Mother Knows Best
7th June 2006 by Merry Elrick
My mother had a saying, “Handsome is as handsome does.” However good you may look, it just doesn’t matter unless you behave properly. And here’s another one: Actions speak louder than words. What you, as a company, say and do is more important than a beautifully designed logo or a well crafted tagline.
In fact, taglines are pretty much useless unless, when applied internally, they rally the troupes. When I heard this yesterday at a talk by Daryl Travis of Brandtrust, I admit, I was taken aback. All those hours I’ve spent in my life fine tuning the perfect tagline…It just isn’t important.
Travis’ talk was about emotional branding (also the name of his book). His concept is based on recent brain research, and it’s fascinating beyond belief. I will try to do it justice with the briefest of summaries: Brands exist in the human mind. The mind contains countless memories which affect future behavior. When your brand promise comes into alignment with your customer’s mental model, then your customer will receive your brand message. You cannot alter the existing model, so you must make your message compatible with the model that’s already there, in your customer’s head.
The question we, as marketers, must ask is: How does our brand make the customer feel? This is critical, because brands are not about facts, they’re about feelings. We may think Wal-Mart is about price, but in fact, it’s successful because people feel Wal-Mart is the champion of the common man.

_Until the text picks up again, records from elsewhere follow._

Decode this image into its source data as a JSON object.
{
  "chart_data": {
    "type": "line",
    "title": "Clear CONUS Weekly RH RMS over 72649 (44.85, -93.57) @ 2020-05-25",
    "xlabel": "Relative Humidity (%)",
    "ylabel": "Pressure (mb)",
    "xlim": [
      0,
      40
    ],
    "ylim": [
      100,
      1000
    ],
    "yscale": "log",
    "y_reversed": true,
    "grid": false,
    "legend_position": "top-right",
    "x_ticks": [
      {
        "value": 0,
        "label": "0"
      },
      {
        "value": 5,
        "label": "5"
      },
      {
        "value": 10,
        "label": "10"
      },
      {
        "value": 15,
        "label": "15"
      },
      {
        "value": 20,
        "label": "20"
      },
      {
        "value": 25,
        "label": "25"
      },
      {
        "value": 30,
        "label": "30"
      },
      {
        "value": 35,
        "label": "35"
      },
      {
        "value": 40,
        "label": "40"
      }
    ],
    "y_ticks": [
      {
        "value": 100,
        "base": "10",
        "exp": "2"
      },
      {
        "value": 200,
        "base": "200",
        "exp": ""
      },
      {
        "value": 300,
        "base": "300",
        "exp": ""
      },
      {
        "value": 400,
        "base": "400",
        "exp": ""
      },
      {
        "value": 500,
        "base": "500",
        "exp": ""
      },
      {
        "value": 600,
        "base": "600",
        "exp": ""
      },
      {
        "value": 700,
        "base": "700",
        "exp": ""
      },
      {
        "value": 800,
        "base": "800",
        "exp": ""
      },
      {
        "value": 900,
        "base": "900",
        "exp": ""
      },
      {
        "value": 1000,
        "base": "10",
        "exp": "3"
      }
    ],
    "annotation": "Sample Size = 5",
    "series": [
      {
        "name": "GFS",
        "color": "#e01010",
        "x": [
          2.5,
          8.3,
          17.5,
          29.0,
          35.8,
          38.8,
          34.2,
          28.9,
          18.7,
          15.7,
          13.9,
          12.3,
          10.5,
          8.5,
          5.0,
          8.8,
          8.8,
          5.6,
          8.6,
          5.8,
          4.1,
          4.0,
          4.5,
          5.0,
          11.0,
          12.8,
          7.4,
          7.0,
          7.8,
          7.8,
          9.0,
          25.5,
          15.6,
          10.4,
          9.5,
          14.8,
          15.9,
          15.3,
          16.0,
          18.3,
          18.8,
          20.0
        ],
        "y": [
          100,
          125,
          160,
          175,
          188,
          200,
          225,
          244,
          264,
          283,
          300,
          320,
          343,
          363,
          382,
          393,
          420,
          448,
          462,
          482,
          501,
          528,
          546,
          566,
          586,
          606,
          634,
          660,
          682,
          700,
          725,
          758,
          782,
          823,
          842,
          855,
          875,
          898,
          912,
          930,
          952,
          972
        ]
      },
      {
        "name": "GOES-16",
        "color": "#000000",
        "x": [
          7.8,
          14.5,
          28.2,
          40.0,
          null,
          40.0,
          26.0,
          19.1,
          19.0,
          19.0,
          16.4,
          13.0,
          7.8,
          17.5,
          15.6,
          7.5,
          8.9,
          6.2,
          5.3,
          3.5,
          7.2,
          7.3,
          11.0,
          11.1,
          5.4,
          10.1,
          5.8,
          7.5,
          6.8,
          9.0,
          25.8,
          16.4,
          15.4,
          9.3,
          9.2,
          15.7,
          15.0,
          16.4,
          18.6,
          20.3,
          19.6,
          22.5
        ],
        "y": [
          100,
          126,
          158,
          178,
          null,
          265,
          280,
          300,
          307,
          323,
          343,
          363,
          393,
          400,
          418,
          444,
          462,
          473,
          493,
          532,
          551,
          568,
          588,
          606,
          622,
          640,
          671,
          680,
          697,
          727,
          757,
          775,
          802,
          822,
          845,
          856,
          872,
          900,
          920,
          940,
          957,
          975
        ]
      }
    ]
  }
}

One more thing my mother always said: Tell the truth. If your brand promise doesn’t ring true–that is, if it doesn’t come into alignment with existing mental models–then you’re toast.
Just thought I’d share.

June 11th, 2006 at 9:54 pm
Merry,
As a soon-to-be contributor to this blog, I was pleased to see your post. In fact, last night I wrote an entry along the same lines. In the entry I discuss “branding” vs. “impressionism.”
I look forward to reading more of your entries.
June 12th, 2006 at 5:18 am
Welcome to the Commons, Lorenzo. I look forward to your post.